This Christmas marks the 45th year of "A Charlie Brown Christmas" and its shining moment of Linus reciting from the gospel of Luke. The program will air again on ABC this coming Thursday, but today The Washington Post carried a lengthy feature article about the making of this animated classic.
I was fascinated to find out that a documentary filmmaker was at the bottom of it all, producer-director Lee Mendelson. He and "Peanuts" creator Charles Schulz worked with animator Bill Melendez to create this television special. According to the Post, "Charles Schulz was long viewed as a man plagued by anxiety, self-doubt and fear of rejection. Yet when it came to the production of 'A Charlie Brown Christmas,' Mendelson says, Schulz was the epitome of confidence and assured cool." He was also the one to hold the line about the show's focus, according to the newspaper.
Schulz insisted on one core purpose: "A Charlie Brown Christmas" had to be about something. Namely, the true meaning of Christmas. Otherwise, Schulz said, "Why bother doing it?"
Mendelson and Melendez asked Schulz whether he was sure he wanted to include biblical text in the special. The cartoonist's response, Mendelson recalls: "If we don't do it, who will?"

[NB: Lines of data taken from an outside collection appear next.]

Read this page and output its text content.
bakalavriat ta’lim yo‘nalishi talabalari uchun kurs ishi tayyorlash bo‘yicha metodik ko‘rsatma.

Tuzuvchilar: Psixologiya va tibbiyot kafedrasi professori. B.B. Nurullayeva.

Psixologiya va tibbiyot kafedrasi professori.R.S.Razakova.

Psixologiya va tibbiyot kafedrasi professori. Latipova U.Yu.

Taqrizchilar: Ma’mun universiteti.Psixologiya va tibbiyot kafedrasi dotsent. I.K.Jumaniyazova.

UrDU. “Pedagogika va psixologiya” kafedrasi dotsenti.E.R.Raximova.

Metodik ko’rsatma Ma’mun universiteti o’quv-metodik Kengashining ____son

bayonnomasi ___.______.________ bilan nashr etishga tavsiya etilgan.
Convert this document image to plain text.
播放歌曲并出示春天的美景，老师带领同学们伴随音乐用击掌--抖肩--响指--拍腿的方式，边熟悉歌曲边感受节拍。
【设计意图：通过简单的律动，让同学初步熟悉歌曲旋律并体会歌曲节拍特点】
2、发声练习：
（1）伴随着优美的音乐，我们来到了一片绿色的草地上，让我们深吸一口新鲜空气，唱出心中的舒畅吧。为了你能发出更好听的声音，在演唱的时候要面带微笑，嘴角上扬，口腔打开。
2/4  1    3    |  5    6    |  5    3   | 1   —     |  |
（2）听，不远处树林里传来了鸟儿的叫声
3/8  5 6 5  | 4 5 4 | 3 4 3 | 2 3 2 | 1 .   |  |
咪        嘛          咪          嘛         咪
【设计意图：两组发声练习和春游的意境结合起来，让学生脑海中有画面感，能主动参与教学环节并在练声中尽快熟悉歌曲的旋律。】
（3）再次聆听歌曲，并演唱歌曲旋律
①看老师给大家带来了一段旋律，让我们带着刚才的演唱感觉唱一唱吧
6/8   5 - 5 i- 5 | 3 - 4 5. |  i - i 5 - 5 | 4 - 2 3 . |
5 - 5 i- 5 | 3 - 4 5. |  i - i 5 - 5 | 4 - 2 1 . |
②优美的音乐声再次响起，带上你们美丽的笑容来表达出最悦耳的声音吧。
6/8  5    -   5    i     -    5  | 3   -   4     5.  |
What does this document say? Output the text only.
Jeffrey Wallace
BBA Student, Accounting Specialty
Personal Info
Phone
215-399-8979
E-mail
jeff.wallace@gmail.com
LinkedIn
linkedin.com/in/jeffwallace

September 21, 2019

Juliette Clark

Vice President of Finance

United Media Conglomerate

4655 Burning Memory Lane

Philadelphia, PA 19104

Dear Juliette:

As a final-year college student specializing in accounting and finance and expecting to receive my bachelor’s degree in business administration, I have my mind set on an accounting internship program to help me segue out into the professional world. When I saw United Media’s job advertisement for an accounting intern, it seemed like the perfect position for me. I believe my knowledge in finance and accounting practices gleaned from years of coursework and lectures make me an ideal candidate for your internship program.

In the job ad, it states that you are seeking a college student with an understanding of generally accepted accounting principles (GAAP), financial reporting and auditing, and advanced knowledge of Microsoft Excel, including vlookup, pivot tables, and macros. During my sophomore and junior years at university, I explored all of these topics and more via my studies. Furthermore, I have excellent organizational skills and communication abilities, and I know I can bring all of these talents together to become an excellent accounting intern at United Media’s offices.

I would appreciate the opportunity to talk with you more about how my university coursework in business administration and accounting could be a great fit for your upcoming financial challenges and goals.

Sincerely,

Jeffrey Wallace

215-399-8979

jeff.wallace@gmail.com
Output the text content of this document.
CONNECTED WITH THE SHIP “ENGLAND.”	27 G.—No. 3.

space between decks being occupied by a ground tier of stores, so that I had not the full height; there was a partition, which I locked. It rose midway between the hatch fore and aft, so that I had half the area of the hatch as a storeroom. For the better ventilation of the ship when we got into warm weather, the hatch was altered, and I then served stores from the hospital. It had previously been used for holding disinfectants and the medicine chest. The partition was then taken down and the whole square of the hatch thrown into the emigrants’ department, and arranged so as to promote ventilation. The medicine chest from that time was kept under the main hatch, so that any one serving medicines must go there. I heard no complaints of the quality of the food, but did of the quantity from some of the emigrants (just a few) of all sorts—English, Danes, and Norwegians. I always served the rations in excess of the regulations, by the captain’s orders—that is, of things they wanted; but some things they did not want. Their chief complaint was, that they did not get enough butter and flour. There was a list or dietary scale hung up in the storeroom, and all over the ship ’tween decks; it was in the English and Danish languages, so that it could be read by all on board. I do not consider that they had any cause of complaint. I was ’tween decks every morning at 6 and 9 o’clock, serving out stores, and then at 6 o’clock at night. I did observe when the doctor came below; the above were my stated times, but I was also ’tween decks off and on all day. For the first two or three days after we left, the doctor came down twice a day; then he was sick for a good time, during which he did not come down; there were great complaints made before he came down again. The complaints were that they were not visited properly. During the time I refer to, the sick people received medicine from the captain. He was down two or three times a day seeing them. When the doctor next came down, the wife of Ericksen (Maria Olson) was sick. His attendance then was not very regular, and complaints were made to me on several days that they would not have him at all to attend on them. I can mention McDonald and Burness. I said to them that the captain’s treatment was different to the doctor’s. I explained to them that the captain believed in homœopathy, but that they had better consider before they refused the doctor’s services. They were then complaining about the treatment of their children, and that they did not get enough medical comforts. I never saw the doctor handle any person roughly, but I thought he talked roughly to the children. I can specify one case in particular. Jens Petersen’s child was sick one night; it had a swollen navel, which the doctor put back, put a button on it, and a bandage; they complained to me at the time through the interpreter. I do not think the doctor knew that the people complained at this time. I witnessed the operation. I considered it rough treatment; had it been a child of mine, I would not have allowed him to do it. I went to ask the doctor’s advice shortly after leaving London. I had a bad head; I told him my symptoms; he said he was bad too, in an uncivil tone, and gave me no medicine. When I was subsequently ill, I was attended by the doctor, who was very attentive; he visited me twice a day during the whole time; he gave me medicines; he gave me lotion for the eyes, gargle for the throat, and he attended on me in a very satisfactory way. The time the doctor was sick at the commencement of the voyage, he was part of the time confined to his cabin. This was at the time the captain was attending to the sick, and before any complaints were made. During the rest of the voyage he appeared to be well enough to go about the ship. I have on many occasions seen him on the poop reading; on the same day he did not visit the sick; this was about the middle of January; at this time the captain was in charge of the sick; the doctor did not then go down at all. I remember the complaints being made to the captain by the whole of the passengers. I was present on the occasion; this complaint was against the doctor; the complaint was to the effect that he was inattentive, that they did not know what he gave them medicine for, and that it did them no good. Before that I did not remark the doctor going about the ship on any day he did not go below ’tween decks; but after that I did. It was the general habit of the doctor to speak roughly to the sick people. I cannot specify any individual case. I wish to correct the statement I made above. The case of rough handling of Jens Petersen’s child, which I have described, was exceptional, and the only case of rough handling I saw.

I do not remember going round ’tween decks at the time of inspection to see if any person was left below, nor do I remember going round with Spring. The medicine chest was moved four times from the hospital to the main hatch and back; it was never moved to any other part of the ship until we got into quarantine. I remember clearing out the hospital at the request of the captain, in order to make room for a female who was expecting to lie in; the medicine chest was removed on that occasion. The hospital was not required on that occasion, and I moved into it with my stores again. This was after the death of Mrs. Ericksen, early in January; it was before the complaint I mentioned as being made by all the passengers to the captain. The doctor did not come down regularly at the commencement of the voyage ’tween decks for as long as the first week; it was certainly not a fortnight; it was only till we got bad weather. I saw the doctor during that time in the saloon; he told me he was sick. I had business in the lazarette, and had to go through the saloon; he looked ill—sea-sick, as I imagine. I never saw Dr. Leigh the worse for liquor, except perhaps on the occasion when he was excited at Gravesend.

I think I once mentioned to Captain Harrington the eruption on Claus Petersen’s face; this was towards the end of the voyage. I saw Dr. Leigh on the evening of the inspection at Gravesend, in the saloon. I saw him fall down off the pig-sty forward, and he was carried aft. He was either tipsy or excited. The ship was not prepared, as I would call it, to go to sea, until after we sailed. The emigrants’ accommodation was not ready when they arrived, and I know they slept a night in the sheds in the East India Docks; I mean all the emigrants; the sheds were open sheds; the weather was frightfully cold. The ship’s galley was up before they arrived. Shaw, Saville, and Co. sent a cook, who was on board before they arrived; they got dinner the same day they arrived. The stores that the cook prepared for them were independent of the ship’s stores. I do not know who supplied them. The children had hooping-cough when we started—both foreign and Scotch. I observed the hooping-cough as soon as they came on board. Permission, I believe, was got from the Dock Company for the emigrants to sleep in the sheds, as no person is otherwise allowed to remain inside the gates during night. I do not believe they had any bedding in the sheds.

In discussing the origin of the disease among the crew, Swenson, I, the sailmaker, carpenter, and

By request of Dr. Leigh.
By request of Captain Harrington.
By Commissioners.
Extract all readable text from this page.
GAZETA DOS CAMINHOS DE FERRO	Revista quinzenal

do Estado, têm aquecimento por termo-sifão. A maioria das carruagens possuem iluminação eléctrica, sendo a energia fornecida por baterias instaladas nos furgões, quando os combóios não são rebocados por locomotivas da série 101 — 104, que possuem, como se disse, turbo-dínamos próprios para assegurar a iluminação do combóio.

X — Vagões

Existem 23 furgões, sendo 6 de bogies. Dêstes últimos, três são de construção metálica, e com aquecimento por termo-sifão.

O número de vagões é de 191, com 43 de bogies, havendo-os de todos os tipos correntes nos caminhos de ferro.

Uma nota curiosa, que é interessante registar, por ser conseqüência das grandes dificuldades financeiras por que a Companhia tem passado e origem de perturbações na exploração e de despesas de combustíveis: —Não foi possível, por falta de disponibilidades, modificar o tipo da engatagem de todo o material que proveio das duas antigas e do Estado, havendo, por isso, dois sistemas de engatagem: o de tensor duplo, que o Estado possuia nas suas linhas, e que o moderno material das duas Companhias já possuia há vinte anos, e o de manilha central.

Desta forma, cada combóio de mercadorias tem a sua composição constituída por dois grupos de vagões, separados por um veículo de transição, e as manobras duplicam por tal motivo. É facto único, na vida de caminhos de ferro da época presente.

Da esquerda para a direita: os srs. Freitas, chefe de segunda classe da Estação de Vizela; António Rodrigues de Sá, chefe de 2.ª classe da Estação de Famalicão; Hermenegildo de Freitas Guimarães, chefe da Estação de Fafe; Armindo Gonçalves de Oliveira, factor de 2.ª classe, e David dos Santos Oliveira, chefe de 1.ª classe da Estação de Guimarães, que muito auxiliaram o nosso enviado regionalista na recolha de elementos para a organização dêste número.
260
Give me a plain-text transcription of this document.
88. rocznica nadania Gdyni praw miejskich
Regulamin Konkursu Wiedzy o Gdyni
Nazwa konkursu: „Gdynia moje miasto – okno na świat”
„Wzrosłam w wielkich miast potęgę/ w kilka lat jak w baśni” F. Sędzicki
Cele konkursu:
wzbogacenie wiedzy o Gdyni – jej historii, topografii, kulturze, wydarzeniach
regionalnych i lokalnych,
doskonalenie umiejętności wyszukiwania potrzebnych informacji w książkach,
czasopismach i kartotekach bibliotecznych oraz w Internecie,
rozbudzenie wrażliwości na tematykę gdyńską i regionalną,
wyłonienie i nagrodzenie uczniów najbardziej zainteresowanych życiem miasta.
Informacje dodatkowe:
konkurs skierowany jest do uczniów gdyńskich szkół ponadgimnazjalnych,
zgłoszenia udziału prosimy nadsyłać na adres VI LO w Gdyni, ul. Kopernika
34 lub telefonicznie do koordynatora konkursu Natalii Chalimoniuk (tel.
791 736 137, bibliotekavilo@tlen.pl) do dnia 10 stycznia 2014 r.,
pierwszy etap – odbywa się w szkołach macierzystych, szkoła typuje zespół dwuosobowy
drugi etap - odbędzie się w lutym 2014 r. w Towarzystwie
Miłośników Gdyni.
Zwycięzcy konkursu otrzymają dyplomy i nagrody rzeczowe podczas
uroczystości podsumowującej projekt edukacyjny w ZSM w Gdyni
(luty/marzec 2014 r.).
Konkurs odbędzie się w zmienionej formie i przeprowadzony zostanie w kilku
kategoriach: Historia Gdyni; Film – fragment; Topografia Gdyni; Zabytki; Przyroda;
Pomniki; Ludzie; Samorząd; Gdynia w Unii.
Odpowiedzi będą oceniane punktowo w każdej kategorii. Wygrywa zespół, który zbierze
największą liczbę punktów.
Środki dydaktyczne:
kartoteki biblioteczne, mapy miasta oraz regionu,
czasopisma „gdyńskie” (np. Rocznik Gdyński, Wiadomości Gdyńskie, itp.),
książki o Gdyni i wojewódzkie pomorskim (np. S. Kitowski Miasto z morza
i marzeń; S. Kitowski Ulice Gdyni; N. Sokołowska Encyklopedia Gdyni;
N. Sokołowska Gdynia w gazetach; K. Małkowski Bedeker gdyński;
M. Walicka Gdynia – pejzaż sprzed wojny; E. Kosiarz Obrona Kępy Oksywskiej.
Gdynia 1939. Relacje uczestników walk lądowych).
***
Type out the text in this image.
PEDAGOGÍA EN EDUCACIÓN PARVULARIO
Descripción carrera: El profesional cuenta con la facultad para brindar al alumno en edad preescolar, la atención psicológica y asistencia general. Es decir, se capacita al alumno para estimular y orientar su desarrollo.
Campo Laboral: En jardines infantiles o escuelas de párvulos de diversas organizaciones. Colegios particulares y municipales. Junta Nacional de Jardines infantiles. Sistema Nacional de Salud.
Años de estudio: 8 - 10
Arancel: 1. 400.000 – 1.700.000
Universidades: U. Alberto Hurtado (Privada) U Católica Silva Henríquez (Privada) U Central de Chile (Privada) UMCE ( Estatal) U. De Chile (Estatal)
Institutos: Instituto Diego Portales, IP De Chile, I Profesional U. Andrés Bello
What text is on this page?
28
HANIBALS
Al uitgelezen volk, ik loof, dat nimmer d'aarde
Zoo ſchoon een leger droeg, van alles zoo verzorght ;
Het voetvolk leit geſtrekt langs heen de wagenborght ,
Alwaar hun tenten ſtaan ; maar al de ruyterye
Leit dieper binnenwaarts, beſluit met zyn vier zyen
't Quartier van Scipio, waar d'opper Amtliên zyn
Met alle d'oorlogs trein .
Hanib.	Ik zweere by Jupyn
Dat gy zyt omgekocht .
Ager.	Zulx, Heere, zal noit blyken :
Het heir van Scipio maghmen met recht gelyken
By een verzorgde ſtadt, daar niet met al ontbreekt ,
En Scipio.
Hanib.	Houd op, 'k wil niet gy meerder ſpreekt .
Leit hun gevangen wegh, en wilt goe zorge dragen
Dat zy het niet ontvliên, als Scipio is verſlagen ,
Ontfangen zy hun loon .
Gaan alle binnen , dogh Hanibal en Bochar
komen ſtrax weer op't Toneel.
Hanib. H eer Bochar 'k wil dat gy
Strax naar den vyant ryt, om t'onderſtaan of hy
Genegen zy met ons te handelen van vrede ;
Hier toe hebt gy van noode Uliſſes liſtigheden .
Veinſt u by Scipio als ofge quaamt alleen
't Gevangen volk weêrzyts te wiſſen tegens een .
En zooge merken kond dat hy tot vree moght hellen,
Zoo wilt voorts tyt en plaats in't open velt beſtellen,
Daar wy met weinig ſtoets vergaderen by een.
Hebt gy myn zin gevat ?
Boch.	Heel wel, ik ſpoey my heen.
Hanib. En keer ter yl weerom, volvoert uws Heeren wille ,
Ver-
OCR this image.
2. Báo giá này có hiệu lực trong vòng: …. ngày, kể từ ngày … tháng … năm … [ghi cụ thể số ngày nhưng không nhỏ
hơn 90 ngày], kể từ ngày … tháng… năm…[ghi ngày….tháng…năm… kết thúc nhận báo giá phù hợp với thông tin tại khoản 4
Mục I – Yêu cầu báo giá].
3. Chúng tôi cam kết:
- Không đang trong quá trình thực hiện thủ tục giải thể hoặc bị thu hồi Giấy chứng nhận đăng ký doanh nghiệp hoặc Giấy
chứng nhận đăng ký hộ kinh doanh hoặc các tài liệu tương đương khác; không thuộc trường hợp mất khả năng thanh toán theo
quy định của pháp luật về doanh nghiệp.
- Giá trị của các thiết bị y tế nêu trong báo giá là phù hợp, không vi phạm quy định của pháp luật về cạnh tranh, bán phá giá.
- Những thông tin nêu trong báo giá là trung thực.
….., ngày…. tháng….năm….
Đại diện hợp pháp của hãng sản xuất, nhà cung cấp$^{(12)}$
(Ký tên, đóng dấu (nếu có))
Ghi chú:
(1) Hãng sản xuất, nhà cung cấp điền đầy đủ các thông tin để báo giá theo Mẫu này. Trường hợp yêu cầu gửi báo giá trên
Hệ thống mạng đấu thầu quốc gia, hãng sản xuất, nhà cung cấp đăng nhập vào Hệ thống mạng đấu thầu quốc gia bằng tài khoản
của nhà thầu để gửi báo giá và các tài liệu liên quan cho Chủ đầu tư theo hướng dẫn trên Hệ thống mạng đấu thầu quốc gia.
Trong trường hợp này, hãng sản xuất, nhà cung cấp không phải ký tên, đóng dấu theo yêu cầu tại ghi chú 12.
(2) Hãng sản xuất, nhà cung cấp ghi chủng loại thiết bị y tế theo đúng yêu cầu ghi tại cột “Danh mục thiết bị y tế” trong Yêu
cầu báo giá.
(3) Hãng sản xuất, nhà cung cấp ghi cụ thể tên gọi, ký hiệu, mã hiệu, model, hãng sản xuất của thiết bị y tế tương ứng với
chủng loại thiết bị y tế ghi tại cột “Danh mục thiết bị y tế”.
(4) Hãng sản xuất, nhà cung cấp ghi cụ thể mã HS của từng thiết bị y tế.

To Coca-Cola's credit, Mendelson says, the corporate sponsor never balked at the idea of including New Testament passages. The result -- Linus's reading from the Book of Luke about the meaning of the season -- became "the most magical two minutes in all of TV animation," the producer says.
In writing about the "Peanuts" special in "Manhood for Amateurs," [author Michael] Chabon -- a self-described Jewish "liberal agnostic empiricist" -- waxed: "I still know that chapter and verse of the Gospel of Luke by heart, and no amount of subsequent disillusionment with the behavior of self-described Christians, or with the ongoing progressive commercialization that in 1965 had already broken Charlie Brown's heart, has robbed the central miracle of Christianity of its power to move me the way any truly great story can."
Mendelson also credits part of the power of the scene to child voice actor Christopher Shea, whose tone of wise innocence, the producer says, fits the moment perfectly.
Below are two clips from the show, including the famous Linus recitation. Note how when he gets to the verse about "fear not," he drops his beloved security blanket. A wonderful example for us all this holiday season!
For additional perspectives on this program, here are two blog posts I've written about in the past: "A Charlie Brown Christmas" and "Lessons from A Charlie Brown Christmas."

Thanks for the posts you have done regarding this special show. It has always been and will probably always be my favorite Christmas program. I'm very thankful the networks have not cut it from holiday programming which is no small miracle. But I fear in the future it will become passe as the next generation finds it boring, old school, and irrelevant like so many formly positive things have gone by the wayside. In the meantime, I continue to sing its praises to my nieces, nephews and students.
Posted by: Jule | December 12, 2010 at 04:04 PM
Good stuff. Thanks for sharing
Posted by: Eva | December 12, 2010 at 06:14 PM
Great post! "Fear not" is something that angels seem to say quite often, but I'd never noticed that dropping of the blanket.